The largely untapped Chinese countryside of some estimated 800 million people, is what Boehm calls a “huge, huge market”.

She says that one of the company’s key strategies is not just to make high-end products to serve the well-heeled, but also to make products at a different price point for the mid- to low-range markets.

But low-cost products do not automatically mean that they have to be inferior. “We decided a couple of years back that one of our key strategies would be developing products, innovative products and solutions to enter this low-end market in basically all of the areas we are working in.”

Siemens has taken this one step further by “localising” their products.

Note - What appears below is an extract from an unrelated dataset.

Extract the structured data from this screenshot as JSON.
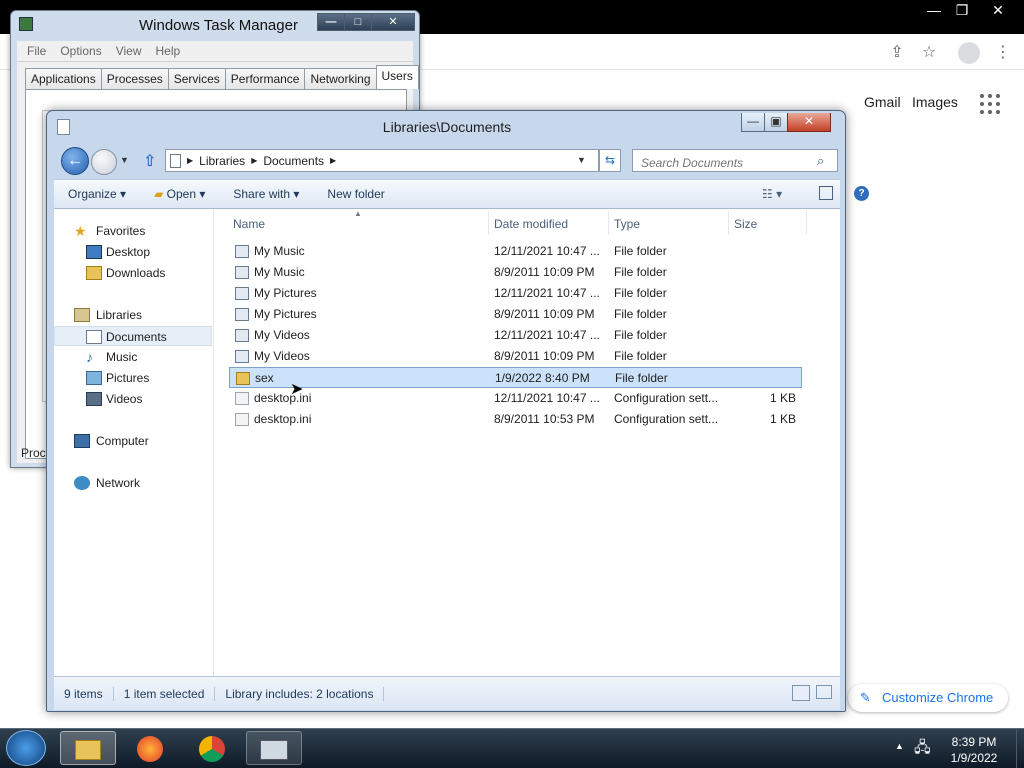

Boehm says this goes beyond just doing “a little bit of local sourcing”, but that the process of localisation encompasses product design, R&D and manufacturing.

In doing so, Boehm believes Siemens can be as competitive as the made-in-China companies. “If we are doing it in China, we can design products, to manufacturing, to sourcing, and fitting exactly the local market.”

In addition to being able to meet and match local price levels as a multinational in China, Boehm adds that company has now the added advantage of being able to export the products that were made in China, to other low-end markets in other countries. “(It) gives us tremendous scale which our local competitors don’t have.”

Boehm expects Siemens to continue to set its sights on emerging markets, and underpinning this directive is still innovation.

“It will be a major revenue driver, because in the high-end market, we have a very good market position - you can still grow there. But the growth markets are the mid-range and low-end markets.”

“Siemens is an innovative company. We cannot just be good in local markets by being cheap. You want to have products that are innovative for the local markets.”